Der Argentinier blieb jedenfalls gelassen. So auch nach dem Siel, als der 36-Jährige zugab, nichts von der Spuck-Attacke mitbekommen zu haben. "Die Wahrheit ist, dass ich es nicht gesehen habe. Sie haben mir dann in der Kabine gesagt, dass einer von ihnen mich angespuckt hat", erzählte Messi. 
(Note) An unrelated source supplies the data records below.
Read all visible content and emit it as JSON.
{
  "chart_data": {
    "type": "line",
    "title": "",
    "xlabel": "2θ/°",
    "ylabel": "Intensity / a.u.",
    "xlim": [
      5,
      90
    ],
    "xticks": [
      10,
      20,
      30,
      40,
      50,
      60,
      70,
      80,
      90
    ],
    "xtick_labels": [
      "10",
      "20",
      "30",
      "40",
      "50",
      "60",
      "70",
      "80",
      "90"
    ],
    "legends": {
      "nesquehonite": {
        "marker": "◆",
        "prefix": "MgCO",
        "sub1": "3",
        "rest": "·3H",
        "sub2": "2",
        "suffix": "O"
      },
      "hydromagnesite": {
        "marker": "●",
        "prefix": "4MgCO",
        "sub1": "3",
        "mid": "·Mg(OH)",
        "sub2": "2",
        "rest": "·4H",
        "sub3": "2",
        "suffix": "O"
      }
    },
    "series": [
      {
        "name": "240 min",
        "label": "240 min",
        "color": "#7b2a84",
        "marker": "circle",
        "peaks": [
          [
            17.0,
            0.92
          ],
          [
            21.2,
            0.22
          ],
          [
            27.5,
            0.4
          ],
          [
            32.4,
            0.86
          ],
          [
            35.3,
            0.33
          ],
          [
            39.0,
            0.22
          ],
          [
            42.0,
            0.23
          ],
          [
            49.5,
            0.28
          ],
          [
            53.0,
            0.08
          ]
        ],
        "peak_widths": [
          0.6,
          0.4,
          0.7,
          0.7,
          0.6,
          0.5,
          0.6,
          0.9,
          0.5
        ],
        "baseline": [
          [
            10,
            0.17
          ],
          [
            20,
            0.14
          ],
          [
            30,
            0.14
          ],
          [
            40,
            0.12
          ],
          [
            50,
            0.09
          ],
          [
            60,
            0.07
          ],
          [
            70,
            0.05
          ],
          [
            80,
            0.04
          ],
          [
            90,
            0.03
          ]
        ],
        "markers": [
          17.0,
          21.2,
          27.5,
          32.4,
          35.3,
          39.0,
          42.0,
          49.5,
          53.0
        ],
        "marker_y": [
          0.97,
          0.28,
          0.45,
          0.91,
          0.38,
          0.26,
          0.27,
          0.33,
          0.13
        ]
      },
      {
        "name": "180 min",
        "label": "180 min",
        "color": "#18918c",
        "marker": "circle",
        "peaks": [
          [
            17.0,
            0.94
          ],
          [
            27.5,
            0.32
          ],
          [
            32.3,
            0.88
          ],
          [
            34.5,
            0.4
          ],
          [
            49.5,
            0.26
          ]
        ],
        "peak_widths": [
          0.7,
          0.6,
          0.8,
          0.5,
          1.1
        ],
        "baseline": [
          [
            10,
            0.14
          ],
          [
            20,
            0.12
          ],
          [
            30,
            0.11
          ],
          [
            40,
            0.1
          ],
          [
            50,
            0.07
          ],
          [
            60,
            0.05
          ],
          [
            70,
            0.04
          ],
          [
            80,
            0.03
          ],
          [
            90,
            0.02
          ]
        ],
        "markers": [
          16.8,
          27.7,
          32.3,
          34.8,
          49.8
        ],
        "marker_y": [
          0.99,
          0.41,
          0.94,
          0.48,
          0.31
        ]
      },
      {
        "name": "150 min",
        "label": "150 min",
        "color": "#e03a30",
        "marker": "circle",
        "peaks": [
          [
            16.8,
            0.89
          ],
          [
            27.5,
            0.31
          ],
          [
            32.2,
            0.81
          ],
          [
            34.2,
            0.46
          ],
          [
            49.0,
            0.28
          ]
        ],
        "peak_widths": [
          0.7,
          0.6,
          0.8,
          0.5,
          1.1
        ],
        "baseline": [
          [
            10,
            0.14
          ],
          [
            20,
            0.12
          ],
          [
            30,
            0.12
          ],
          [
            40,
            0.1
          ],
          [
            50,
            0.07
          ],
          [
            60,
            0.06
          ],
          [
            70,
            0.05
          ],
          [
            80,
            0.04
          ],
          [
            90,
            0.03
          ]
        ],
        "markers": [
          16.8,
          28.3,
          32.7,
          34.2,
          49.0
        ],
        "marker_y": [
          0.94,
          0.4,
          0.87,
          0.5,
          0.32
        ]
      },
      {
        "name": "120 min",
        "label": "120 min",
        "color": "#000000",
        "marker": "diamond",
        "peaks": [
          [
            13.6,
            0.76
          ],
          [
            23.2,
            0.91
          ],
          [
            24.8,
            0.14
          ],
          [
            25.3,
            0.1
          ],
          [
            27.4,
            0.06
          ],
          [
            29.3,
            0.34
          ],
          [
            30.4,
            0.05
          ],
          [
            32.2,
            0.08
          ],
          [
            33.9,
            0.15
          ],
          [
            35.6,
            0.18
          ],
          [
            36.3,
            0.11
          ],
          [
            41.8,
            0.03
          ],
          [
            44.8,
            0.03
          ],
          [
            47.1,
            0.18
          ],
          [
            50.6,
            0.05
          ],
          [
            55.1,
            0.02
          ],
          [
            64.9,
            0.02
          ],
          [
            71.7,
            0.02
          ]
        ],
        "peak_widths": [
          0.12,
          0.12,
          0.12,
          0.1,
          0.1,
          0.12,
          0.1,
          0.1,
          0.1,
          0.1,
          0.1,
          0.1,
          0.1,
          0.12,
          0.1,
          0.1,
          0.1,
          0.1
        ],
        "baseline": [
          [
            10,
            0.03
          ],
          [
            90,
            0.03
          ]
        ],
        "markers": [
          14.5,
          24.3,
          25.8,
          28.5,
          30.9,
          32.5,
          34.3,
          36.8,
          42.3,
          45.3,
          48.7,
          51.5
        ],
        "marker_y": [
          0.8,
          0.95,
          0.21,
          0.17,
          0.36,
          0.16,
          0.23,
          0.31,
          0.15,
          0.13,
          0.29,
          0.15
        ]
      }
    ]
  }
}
Statt in Wut auszubrechen, entschied sich der Fußball-Star, den Kicker vom FC Turin, der ebenfalls in Barcelona ausgebildet wurde, mit Nichtbeachtung zu strafen. "Ich weiß wirklich nicht einmal, wer dieser Typ ist. Ich will ihm auch keine Bedeutung beimessen, denn er wird sich überall zu Wort melden. Und das ist schlimm genug. Er wird dafür bekannt werden, also belassen wir es dabei", meinte Messi. 

Der Fußball-Star, der aktuell bei MLS-Klub Inter Miami unter Vertrag steht, glänzte in der zweiten Halbzeit auf dem Spielfeld, traf mit einem Freistoß und einem Eckball nur Aluminium. Für den Siegtreffer sorgte Nicolas Otamendi bereits in der dritten Minute.